Meet DABUS: An Artificial Intelligence Machine Hoping to Maintain Two Patent Applications in its own NameAugust 22, 2019

Three patent offices face questions stemming from the growing implications of artificial intelligence (AI) disrupting the intellectual property legal framework. The United States Patent Office (USPTO), European Patent Office (EPO), and United Kingdom Intellectual Property Office (UKIPO) recently received two patent application filings directed to a beverage container and a flashing device used for attracting enhanced attention. While these patent applications may have initially gone unnoticed, the applications have attracted vast attention for primarily one reason—they name DABUS, an AI machine, as an inventor.

DABUS is a type of “Creativity Machine” which can generate ideas without human intervention and was developed by Stephen Thaler.

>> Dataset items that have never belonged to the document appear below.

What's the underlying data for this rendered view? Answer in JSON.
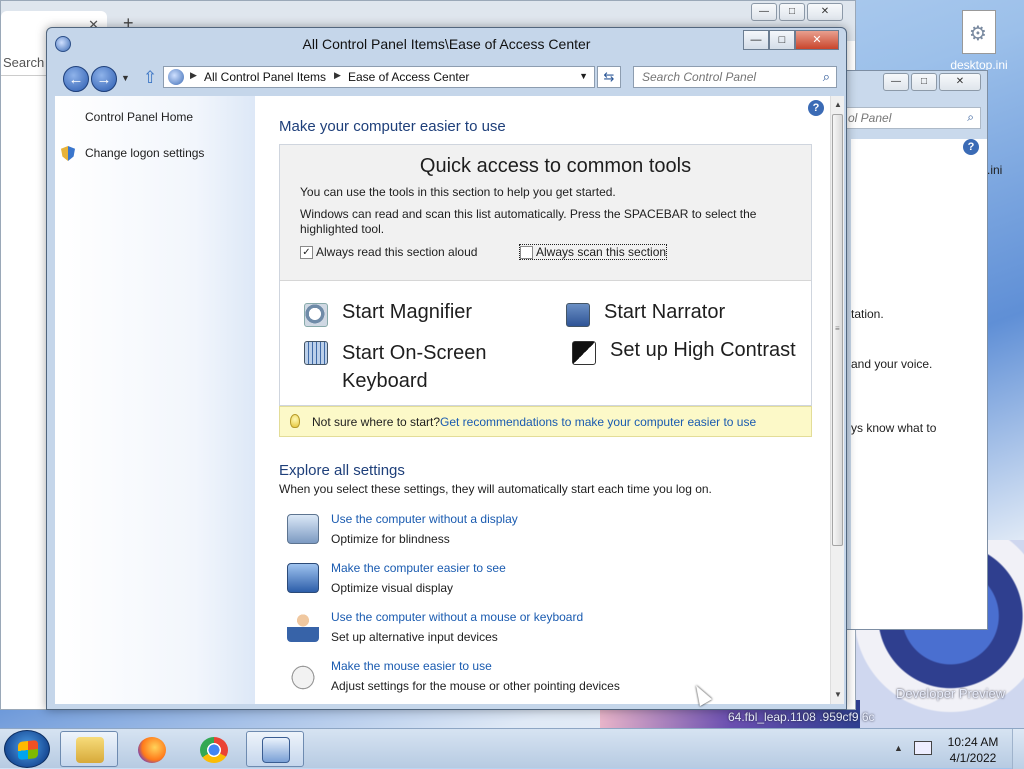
{
  "desktop": {
    "icon_label": "desktop.ini",
    "watermark_line1": "Developer Preview",
    "watermark_line2": "64.fbl_leap.1108 .959cf9 6c"
  },
  "browser_bg": {
    "search_label": "Search"
  },
  "bg_window": {
    "search_placeholder": "ol Panel",
    "text1": "tation.",
    "text2": "and your voice.",
    "text3": "ys know what to",
    "text4": ".ini"
  },
  "window": {
    "title": "All Control Panel Items\\Ease of Access Center",
    "controls": {
      "minimize": "—",
      "maximize": "□",
      "close": "✕"
    }
  },
  "navbar": {
    "breadcrumb": [
      "All Control Panel Items",
      "Ease of Access Center"
    ],
    "search_placeholder": "Search Control Panel"
  },
  "sidebar": {
    "home": "Control Panel Home",
    "logon": "Change logon settings"
  },
  "main": {
    "heading": "Make your computer easier to use",
    "quick_access": {
      "title": "Quick access to common tools",
      "p1": "You can use the tools in this section to help you get started.",
      "p2": "Windows can read and scan this list automatically.  Press the SPACEBAR to select the highlighted tool.",
      "read_aloud": "Always read this section aloud",
      "read_aloud_checked": true,
      "scan": "Always scan this section",
      "scan_checked": false
    },
    "tools": {
      "magnifier": "Start Magnifier",
      "narrator": "Start Narrator",
      "osk": "Start On-Screen Keyboard",
      "contrast": "Set up High Contrast"
    },
    "tip": {
      "prefix": "Not sure where to start?",
      "link": "Get recommendations to make your computer easier to use"
    },
    "explore": {
      "heading": "Explore all settings",
      "subtitle": "When you select these settings, they will automatically start each time you log on.",
      "items": [
        {
          "link": "Use the computer without a display",
          "desc": "Optimize for blindness"
        },
        {
          "link": "Make the computer easier to see",
          "desc": "Optimize visual display"
        },
        {
          "link": "Use the computer without a mouse or keyboard",
          "desc": "Set up alternative input devices"
        },
        {
          "link": "Make the mouse easier to use",
          "desc": "Adjust settings for the mouse or other pointing devices"
        }
      ]
    }
  },
  "taskbar": {
    "time": "10:24 AM",
    "date": "4/1/2022"
  }
}
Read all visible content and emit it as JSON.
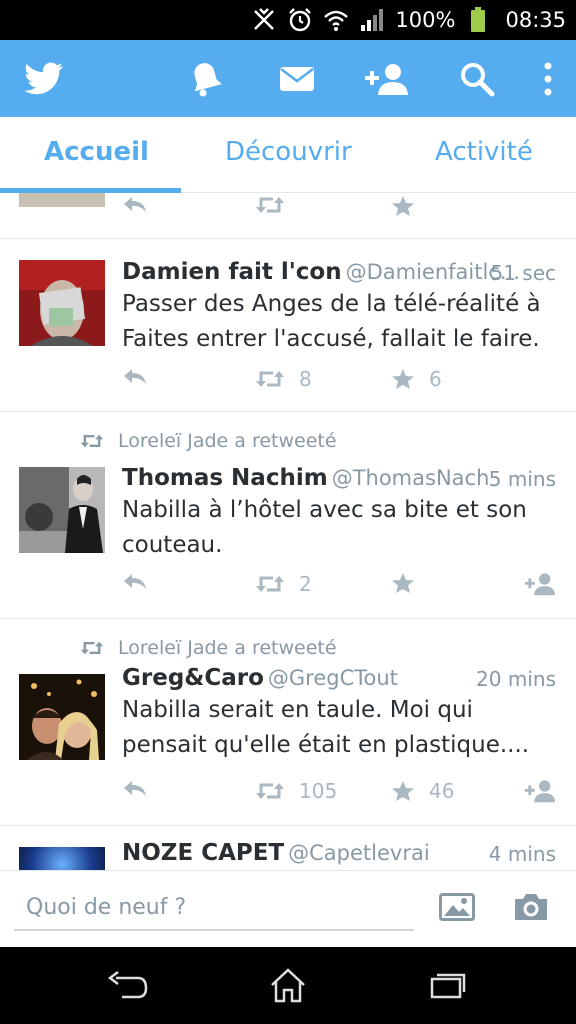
{
  "status_bar": {
    "battery_pct": "100%",
    "clock": "08:35"
  },
  "app_bar": {
    "icons": [
      "twitter-bird-icon",
      "notifications-bell-icon",
      "messages-envelope-icon",
      "add-user-icon",
      "search-icon",
      "overflow-menu-icon"
    ]
  },
  "tabs": [
    {
      "label": "Accueil",
      "active": true
    },
    {
      "label": "Découvrir",
      "active": false
    },
    {
      "label": "Activité",
      "active": false
    }
  ],
  "tweets": [
    {
      "name": "Damien fait l'con",
      "handle": "@Damienfaitlc...",
      "time": "51 sec",
      "text": "Passer des Anges de la télé-réalité à Faites entrer l'accusé, fallait le faire.",
      "retweets": "8",
      "favorites": "6"
    },
    {
      "retweeted_by": "Loreleï Jade a retweeté",
      "name": "Thomas Nachim",
      "handle": "@ThomasNach",
      "time": "5 mins",
      "text": "Nabilla à l’hôtel avec sa bite et son couteau.",
      "retweets": "2",
      "favorites": ""
    },
    {
      "retweeted_by": "Loreleï Jade a retweeté",
      "name": "Greg&Caro",
      "handle": "@GregCTout",
      "time": "20 mins",
      "text": "Nabilla serait en taule. Moi qui pensait qu'elle était en plastique....",
      "retweets": "105",
      "favorites": "46"
    },
    {
      "name": "NOZE CAPET",
      "handle": "@Capetlevrai",
      "time": "4 mins"
    }
  ],
  "compose": {
    "placeholder": "Quoi de neuf ?"
  },
  "colors": {
    "accent": "#55acee",
    "text": "#292f33",
    "muted": "#8899a6",
    "action": "#aab8c2"
  }
}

While DABUS may have been “trained” to develop new ideas by a human, the two pending patent inventions were created autonomously by DABUS, resulting in DABUS named as an inventor.

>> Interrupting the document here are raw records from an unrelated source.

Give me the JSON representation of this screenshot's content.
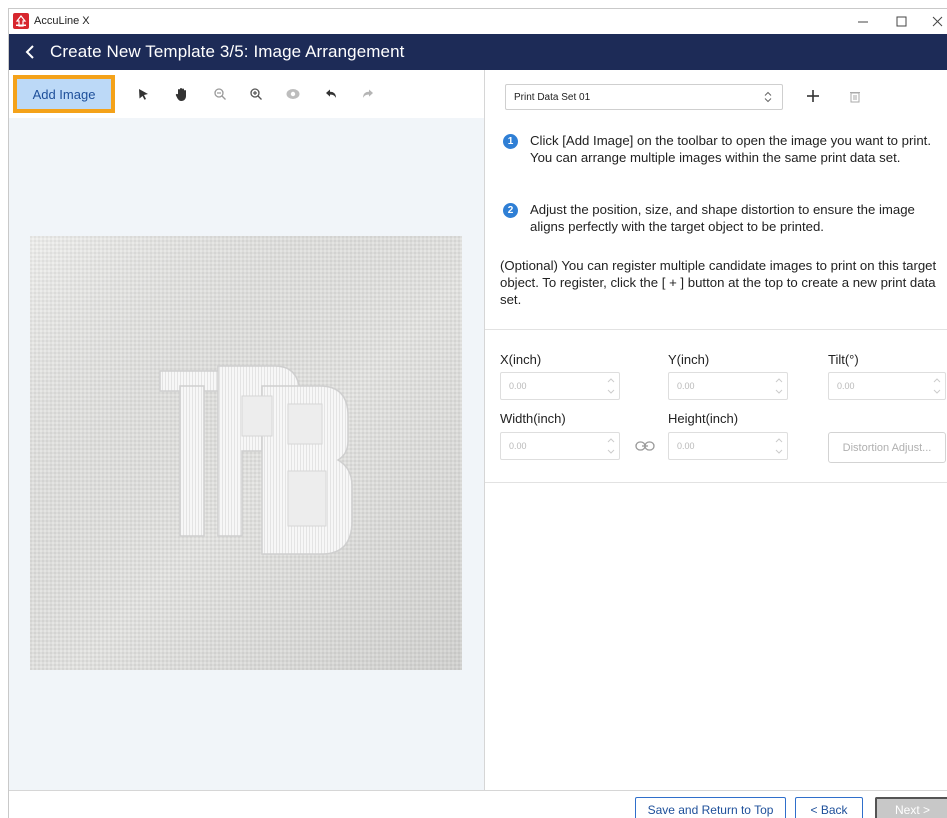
{
  "window": {
    "app_title": "AccuLine X",
    "minimize_glyph": "—",
    "maximize_glyph": "☐",
    "close_glyph": "✕"
  },
  "header": {
    "title": "Create New Template 3/5: Image Arrangement"
  },
  "toolbar": {
    "add_image_label": "Add Image",
    "tools": [
      "select-arrow-icon",
      "pan-hand-icon",
      "zoom-out-icon",
      "zoom-in-icon",
      "preview-eye-icon",
      "undo-icon",
      "redo-icon"
    ],
    "highlight_color": "#f4a21a"
  },
  "canvas": {
    "image_subject": "white embroidered TPB monogram on canvas fabric"
  },
  "print_data": {
    "selected_set": "Print Data Set 01",
    "add_icon": "plus-icon",
    "delete_icon": "trash-icon"
  },
  "instructions": {
    "step1_num": "1",
    "step1_text": "Click [Add Image] on the toolbar to open the image you want to print. You can arrange multiple images within the same print data set.",
    "step2_num": "2",
    "step2_text": "Adjust the position, size, and shape distortion to ensure the image aligns perfectly with the target object to be printed.",
    "optional_text": "(Optional) You can register multiple candidate images to print on this target object. To register, click the [ + ] button at the top to create a new print data set."
  },
  "fields": {
    "x_label": "X(inch)",
    "x_value": "0.00",
    "y_label": "Y(inch)",
    "y_value": "0.00",
    "tilt_label": "Tilt(°)",
    "tilt_value": "0.00",
    "width_label": "Width(inch)",
    "width_value": "0.00",
    "height_label": "Height(inch)",
    "height_value": "0.00",
    "distortion_label": "Distortion Adjust..."
  },
  "footer": {
    "save_label": "Save and Return to Top",
    "back_label": "< Back",
    "next_label": "Next >"
  },
  "colors": {
    "header_bg": "#1d2b57",
    "accent_blue": "#2f7fd5",
    "logo_red": "#d7262e"
  }
}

However, regarding “who” can be an inventor, the America Invents Act, 35 U.S.C. § 100 defines an inventor as, “the individual or, if a joint invention, the individuals collectively who invented or discovered the subject matter of the invention” (emphasis added). Those who support providing inventorship rights to AI argue that the term “individual” allows for a broad interpretation and does not necessarily exclude AI from taking credit as an inventor. Further, they argue AI has the functionality to fulfill the act of conception, supporting inventorship, and denying such rights to AI could deter AI developers and hinder innovation.

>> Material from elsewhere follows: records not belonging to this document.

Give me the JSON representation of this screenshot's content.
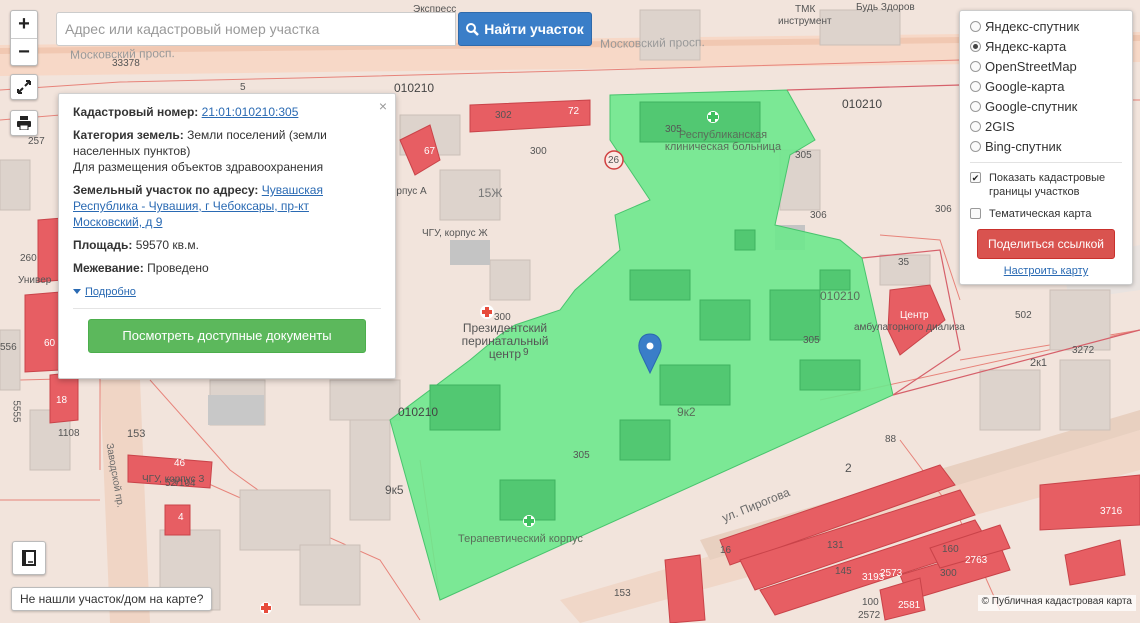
{
  "search": {
    "placeholder": "Адрес или кадастровый номер участка",
    "button_label": "Найти участок"
  },
  "zoom": {
    "plus": "+",
    "minus": "−"
  },
  "icons": {
    "zoom_in": "plus-icon",
    "zoom_out": "minus-icon",
    "fullscreen": "expand-icon",
    "print": "printer-icon",
    "search": "search-icon",
    "legend": "book-icon",
    "marker": "map-marker-icon",
    "hospital": "medical-cross-icon",
    "close": "close-icon"
  },
  "popup": {
    "close": "×",
    "cadastral_label": "Кадастровый номер:",
    "cadastral_value": "21:01:010210:305",
    "category_label": "Категория земель:",
    "category_value": "Земли поселений (земли населенных пунктов)",
    "use_value": "Для размещения объектов здравоохранения",
    "address_label": "Земельный участок по адресу:",
    "address_value": "Чувашская Республика - Чувашия, г Чебоксары, пр-кт Московский, д 9",
    "area_label": "Площадь:",
    "area_value": "59570 кв.м.",
    "survey_label": "Межевание:",
    "survey_value": "Проведено",
    "details_link": "Подробно",
    "docs_button": "Посмотреть доступные документы"
  },
  "layers": {
    "options": [
      {
        "label": "Яндекс-спутник",
        "selected": false
      },
      {
        "label": "Яндекс-карта",
        "selected": true
      },
      {
        "label": "OpenStreetMap",
        "selected": false
      },
      {
        "label": "Google-карта",
        "selected": false
      },
      {
        "label": "Google-спутник",
        "selected": false
      },
      {
        "label": "2GIS",
        "selected": false
      },
      {
        "label": "Bing-спутник",
        "selected": false
      }
    ],
    "show_borders_label": "Показать кадастровые границы участков",
    "show_borders_checked": true,
    "thematic_label": "Тематическая карта",
    "thematic_checked": false,
    "share_button": "Поделиться ссылкой",
    "setup_link": "Настроить карту"
  },
  "bottom": {
    "not_found_button": "Не нашли участок/дом на карте?",
    "copyright": "© Публичная кадастровая карта"
  },
  "map_labels": {
    "street_moskovsky_1": "Московский просп.",
    "street_moskovsky_2": "Московский просп.",
    "street_pirogova": "ул. Пирогова",
    "street_zavodskoy": "Заводской пр.",
    "street_ekspress": "Экспресс",
    "tmk": "ТМК",
    "instrument": "инструмент",
    "bud_zdorov": "Будь Здоров",
    "hospital_republic": "Республиканская клиническая больница",
    "perinatal": "Президентский перинатальный центр",
    "therapy": "Терапевтический корпус",
    "chgu_zh": "ЧГУ, корпус Ж",
    "chgu_z": "ЧГУ, корпус З",
    "korpus_a": "Корпус А",
    "univer": "Универ",
    "dialysis": "амбулаторного диализа",
    "center": "Центр",
    "q1": "010210",
    "q2": "010210",
    "q3": "010210",
    "n305a": "305",
    "n305b": "305",
    "n305c": "305",
    "n305d": "305",
    "n300a": "300",
    "n300b": "300",
    "n300c": "300",
    "n306a": "306",
    "n306b": "306",
    "n302": "302",
    "n72": "72",
    "n26": "26",
    "n15zh": "15Ж",
    "n9k2": "9к2",
    "n9k5": "9к5",
    "n153a": "153",
    "n153b": "153",
    "n88": "88",
    "n2": "2",
    "n35": "35",
    "n2k1": "2к1",
    "n3716": "3716",
    "n160": "160",
    "n145": "145",
    "n131": "131",
    "n100": "100",
    "n2572": "2572",
    "n260": "260",
    "n556": "556",
    "n5555": "5555",
    "n257": "257",
    "n33378": "33378",
    "n60": "60",
    "n1108": "1108",
    "n46": "46",
    "n52104": "52/104",
    "n3272": "3272",
    "n502": "502",
    "n1": "1",
    "n16": "16",
    "n2763": "2763",
    "n2573": "2573",
    "n3193": "3193",
    "n2581": "2581",
    "n4": "4",
    "n88b": "88",
    "n9": "9",
    "n5": "5",
    "n67": "67",
    "n18": "18"
  }
}
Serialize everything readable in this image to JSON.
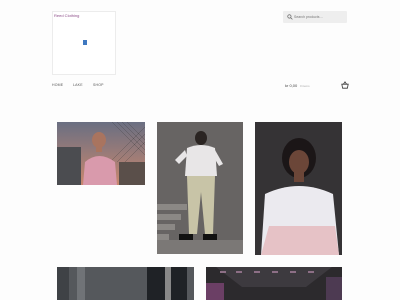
{
  "site": {
    "title": "Reed Clothing"
  },
  "search": {
    "placeholder": "Search products…",
    "icon": "search-icon"
  },
  "nav": {
    "items": [
      {
        "label": "HOME"
      },
      {
        "label": "LAKE"
      },
      {
        "label": "SHOP"
      }
    ]
  },
  "cart": {
    "total": "kr 0,00",
    "count": "0 items",
    "icon": "basket-icon"
  },
  "gallery": {
    "images": [
      {
        "name": "portrait-pink-sweatshirt-fence"
      },
      {
        "name": "model-white-top-khaki-pants"
      },
      {
        "name": "portrait-white-pink-sweatshirt"
      },
      {
        "name": "concrete-wall-photo"
      },
      {
        "name": "subway-station-photo"
      }
    ]
  },
  "colors": {
    "brand": "#8a4a86",
    "search_bg": "#eeeeee",
    "background": "#fdfdfd"
  }
}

But critics argue that crediting AI with the invention may deter developers from creating the AI itself. However, not only would inventorship be an issue, but inventions conceived by AI raise additional questions surrounding what “rights,” if any, AI has in developing a novel idea, and whether the statutes allow for non-human inventors to hold patents. Further, questions remain over how the standards of obviousness should be applied to inventions not created by a human person. See also previous blog posts written by Kirk M. Hartung regarding issues surrounding protecting creativity of AI (Part 1, Part 2, Part 3).

While thousands of patent applications directed to AI are being filed at the USPTO, the DABUS patents are the first to name AI as an inventor. Therefore, filing these patents pressure the patent offices and courts to address these unresolved issues, perhaps sooner than they had anticipated.

The patent applications are pending and have not published.